Discriminata per orientamento sessuale dall’Istituto paritario Sacro Cuore di Trento, le è stato persino chiesto dal dirigente scolastico di «risolvere il problema». È quanto successo ad una docente omosessuale, alla quale è stato chiesto di smentire le voci per le quali avrebbe intrattenuto una convivenza sentimentale con un’altra donna per evitare di «turbare i propri alunni con discorsi inappropriati sul sesso». Adesso è toccato ad un giudice trentino ristabilire quel diritto riconosciuto non solo dalla morale, ma soprattutto dalle leggi: l’Istituto Figlie del Sacro Cuore di Gesù è stato condannato «per discriminazione nei confronti della docente» a risarcirle 25.000 euro per danni patrimoniali e non patrimoniali. La sentenza arriva dal Tribunale di Rovereto e riguarderebbe «il primo caso di condanna mai pronunciata per discriminazione individuale per orientamento sessuale e la seconda per discriminazione collettiva». «Si tratta della prima sentenza che condanna per discriminazione un’organizzazione di tendenza dopo l’entrata in vigore della normativa antidiscriminatoria del 2003», ha spiegato Alexander Schuster, avvocato dell’insegnante interessata.
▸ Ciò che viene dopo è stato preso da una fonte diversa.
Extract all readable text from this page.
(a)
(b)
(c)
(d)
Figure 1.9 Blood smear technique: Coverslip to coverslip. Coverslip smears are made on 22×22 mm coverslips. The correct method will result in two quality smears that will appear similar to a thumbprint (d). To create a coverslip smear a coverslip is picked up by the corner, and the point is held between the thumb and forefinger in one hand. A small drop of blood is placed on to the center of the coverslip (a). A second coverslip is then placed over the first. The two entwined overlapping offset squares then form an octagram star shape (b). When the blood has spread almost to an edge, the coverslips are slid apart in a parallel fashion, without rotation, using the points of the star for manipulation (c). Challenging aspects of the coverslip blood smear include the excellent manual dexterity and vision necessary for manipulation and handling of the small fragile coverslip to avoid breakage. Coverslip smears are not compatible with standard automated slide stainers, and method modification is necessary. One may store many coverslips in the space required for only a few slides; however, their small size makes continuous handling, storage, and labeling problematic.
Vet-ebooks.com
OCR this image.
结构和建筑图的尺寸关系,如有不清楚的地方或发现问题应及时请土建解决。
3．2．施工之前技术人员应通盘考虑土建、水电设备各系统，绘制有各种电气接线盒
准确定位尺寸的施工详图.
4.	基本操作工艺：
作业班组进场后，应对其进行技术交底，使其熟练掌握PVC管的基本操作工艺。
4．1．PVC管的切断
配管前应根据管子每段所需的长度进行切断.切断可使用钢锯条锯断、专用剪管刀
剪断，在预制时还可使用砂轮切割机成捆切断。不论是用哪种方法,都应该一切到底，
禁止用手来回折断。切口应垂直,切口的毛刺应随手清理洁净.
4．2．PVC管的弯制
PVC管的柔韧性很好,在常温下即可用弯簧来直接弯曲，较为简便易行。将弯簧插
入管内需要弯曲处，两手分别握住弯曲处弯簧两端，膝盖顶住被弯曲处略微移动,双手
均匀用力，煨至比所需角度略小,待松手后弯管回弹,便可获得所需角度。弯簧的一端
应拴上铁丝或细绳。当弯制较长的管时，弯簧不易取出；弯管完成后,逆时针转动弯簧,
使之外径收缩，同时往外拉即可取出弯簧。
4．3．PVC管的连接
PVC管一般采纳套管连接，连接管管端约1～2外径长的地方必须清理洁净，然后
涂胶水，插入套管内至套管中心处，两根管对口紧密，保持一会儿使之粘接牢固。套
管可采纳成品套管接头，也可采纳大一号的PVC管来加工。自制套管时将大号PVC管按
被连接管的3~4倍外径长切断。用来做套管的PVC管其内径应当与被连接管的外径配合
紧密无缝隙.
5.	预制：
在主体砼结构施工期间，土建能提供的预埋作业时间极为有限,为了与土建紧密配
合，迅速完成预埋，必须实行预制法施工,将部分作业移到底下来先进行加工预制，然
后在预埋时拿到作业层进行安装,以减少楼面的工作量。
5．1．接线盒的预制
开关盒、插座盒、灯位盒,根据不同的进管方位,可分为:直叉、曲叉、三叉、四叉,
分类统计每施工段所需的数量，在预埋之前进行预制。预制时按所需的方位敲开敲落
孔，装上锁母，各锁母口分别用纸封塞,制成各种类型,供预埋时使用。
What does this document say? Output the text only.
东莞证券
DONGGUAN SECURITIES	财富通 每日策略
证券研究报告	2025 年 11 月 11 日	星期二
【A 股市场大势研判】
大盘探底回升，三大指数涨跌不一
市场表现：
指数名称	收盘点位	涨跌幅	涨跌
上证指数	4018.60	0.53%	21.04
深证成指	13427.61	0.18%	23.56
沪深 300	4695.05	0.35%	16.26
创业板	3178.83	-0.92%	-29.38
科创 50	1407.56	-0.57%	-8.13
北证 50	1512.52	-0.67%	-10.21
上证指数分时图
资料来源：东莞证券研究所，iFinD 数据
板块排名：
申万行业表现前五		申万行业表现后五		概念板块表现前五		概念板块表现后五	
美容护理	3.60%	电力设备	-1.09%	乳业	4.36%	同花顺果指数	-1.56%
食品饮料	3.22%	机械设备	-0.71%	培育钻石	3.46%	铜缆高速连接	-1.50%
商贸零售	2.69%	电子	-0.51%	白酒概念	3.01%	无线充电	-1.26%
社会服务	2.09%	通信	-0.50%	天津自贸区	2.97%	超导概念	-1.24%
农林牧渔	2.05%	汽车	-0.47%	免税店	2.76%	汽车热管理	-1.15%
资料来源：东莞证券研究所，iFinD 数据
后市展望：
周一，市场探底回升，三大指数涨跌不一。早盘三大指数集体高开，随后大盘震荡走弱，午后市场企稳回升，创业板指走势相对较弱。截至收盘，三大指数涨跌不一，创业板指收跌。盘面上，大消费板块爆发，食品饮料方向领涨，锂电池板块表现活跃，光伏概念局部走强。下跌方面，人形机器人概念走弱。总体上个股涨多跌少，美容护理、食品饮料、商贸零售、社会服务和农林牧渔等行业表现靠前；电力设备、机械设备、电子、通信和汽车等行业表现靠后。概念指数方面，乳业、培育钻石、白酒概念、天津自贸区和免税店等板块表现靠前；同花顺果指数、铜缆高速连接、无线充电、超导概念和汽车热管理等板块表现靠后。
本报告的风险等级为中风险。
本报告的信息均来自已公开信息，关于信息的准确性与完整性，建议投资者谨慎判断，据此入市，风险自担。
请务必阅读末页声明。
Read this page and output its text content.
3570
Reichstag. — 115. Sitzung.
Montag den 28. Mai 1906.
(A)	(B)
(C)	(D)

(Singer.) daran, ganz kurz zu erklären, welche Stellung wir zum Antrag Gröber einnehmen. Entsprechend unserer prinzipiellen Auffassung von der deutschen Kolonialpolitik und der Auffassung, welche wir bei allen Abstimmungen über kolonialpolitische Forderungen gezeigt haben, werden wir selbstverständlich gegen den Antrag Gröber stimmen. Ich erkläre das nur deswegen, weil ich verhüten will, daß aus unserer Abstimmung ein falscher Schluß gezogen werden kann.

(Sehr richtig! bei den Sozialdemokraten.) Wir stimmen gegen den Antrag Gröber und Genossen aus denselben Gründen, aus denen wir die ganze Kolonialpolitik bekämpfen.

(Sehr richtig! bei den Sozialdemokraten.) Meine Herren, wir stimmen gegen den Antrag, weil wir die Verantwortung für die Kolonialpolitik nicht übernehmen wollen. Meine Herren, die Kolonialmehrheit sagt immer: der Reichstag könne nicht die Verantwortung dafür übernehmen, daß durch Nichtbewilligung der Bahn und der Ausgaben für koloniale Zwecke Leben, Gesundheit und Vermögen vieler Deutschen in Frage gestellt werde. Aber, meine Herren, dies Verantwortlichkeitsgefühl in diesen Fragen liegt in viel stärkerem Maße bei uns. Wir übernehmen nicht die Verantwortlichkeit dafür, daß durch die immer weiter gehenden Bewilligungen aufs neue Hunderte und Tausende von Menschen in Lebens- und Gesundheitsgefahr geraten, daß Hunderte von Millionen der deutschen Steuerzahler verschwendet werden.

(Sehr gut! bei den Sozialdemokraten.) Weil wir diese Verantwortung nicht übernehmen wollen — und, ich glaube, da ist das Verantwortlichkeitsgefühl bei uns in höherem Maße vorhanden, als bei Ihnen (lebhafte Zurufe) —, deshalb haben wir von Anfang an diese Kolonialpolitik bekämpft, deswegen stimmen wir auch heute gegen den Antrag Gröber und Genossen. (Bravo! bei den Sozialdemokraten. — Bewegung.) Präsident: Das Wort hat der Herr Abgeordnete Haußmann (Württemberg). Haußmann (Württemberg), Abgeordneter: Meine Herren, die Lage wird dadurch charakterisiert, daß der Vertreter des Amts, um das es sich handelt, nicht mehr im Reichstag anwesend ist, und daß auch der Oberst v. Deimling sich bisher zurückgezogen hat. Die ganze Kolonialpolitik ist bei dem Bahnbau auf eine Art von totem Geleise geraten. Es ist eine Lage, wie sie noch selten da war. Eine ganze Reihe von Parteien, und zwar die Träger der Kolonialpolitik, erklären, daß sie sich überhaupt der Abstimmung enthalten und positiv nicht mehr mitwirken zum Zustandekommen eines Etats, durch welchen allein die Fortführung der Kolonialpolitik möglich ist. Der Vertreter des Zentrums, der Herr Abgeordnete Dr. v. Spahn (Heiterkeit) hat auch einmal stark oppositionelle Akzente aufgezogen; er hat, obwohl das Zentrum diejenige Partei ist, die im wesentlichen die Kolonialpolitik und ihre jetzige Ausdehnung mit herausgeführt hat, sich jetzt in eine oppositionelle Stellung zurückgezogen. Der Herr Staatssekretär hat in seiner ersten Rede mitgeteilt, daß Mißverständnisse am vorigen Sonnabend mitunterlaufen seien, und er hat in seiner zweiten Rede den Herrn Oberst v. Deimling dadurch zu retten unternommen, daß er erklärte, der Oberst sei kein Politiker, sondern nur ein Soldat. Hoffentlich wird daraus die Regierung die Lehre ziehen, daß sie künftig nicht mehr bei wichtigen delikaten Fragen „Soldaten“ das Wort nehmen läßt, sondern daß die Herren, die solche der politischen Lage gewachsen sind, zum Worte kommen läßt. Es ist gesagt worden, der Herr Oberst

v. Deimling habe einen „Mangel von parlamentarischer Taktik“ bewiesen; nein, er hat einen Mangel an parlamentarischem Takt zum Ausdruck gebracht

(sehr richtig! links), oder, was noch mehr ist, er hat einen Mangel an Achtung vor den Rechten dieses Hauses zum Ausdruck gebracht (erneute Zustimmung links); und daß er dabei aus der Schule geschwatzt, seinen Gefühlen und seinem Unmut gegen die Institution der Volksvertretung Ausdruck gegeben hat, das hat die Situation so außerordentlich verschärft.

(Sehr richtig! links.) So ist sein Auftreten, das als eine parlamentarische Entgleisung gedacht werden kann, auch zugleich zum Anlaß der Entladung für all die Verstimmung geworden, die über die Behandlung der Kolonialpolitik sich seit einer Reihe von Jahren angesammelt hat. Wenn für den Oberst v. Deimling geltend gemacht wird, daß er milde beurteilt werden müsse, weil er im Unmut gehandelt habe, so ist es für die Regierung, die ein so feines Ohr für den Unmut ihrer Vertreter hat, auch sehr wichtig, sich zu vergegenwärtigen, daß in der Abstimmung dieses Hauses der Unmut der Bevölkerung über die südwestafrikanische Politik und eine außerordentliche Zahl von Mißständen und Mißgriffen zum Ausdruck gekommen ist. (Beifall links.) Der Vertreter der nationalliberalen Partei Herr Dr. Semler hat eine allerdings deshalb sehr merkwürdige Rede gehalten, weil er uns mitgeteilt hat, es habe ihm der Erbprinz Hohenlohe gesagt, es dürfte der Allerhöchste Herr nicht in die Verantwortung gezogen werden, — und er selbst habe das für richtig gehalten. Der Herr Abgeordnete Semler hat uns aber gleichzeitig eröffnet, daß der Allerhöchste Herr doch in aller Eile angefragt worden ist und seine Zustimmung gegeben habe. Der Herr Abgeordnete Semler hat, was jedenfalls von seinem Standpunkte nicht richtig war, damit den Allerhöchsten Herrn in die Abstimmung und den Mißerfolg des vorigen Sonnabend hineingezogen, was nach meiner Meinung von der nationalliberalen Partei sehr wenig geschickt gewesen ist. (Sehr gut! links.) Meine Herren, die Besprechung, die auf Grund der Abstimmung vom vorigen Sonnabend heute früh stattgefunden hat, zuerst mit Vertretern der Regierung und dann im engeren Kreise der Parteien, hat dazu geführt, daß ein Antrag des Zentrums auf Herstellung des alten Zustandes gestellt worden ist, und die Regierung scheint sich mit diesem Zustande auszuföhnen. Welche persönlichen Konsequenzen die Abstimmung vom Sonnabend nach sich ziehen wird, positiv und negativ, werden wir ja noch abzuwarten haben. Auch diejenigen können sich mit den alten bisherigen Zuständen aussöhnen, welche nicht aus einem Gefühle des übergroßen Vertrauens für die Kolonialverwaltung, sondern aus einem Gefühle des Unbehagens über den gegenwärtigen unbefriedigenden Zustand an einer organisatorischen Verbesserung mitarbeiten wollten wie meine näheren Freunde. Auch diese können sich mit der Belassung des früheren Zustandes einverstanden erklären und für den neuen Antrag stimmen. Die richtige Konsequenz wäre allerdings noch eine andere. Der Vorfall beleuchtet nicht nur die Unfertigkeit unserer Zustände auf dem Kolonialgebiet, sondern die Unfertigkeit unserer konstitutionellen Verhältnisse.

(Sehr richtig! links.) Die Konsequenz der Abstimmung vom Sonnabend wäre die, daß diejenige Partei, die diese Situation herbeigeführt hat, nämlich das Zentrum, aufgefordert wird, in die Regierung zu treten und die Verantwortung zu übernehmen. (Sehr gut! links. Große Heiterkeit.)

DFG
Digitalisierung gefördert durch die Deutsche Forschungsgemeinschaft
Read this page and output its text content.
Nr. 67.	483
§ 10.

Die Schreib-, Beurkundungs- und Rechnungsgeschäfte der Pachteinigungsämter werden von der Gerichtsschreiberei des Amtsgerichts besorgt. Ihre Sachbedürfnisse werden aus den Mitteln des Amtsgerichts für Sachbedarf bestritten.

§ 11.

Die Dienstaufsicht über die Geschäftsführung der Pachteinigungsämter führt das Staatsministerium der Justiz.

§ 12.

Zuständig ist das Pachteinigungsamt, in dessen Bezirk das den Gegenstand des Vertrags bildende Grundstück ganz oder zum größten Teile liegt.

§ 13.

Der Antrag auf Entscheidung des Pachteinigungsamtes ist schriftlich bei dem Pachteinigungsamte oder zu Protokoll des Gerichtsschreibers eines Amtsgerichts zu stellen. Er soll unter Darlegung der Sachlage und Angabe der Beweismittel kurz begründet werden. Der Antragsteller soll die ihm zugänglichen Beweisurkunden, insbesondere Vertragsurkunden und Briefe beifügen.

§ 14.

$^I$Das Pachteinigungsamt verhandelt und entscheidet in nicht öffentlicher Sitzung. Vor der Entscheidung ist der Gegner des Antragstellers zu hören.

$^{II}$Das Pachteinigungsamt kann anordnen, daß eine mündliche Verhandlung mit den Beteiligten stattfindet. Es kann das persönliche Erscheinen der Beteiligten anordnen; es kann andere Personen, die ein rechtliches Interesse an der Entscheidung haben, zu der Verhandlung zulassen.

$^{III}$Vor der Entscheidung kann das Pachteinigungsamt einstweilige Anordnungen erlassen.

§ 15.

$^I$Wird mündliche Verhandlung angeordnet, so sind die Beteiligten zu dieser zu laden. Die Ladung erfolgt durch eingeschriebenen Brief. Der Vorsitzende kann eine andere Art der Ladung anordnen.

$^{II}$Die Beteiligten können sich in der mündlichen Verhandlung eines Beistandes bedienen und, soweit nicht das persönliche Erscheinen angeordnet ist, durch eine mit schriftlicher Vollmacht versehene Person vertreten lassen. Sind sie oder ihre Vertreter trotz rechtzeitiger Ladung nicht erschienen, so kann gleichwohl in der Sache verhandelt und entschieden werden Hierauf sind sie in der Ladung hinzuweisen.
La donna, dopo essersi rifiutata di accettare ingerenze nella propria vita privata da parte del datore di lavoro, che le avrebbe persino chiesto di impegnarsi a «risolvere il problema», nel 2015 ha presentato ricorso perché non era stata più riassunta e aveva perso il diritto ad ottenere la conversione del proprio contratto in un rapporto a tempo indeterminato.

Il giudice di Rovereto ha riconosciuto dunque come «l’istituto cambiò nel giro di pochi giorni la propria versione dei fatti più volte, inclusa quella diffamatoria per la quale l’insegnante avrebbe turbato i propri alunni con discorsi inappropriati sul sesso», e accolto le domande della Cgil del Trentino e dell’Associazione radicale Certi diritti che avevano chiesto di «accertare il carattere di discriminazione collettiva delle diverse dichiarazioni rilasciate dall’Istituto con le quali si rivendicava il diritto di non assumere persone omosessuali, ritenute inidonee ad avere contatti con minori».

«I datori di lavoro non possono discriminare i lavoratori per le loro scelte di vita»
«La questione non riguarda tanto l’orientamento sessuale – ha affermato l’avvocato Schuster – perché dice molto di più: garantisce i diritti fondamentali di ogni lavoratore. Infatti, questa decisione fissa un punto chiaro: i datori di lavoro di ispirazione religiosa o filosofica non possono sottoporre i propri lavoratori a interrogatori sulla loro vita privata o discriminarli per le loro scelte di vita». «Nel tentativo di difendersi – ha commentato l’insegnante – l’istituto mi aveva accusato di aver turbato gli studenti con discorsi inopportuni sulla sessualità. Ora lo Stato italiano garantisce il diritto mio e di ogni persona a non essere discriminata».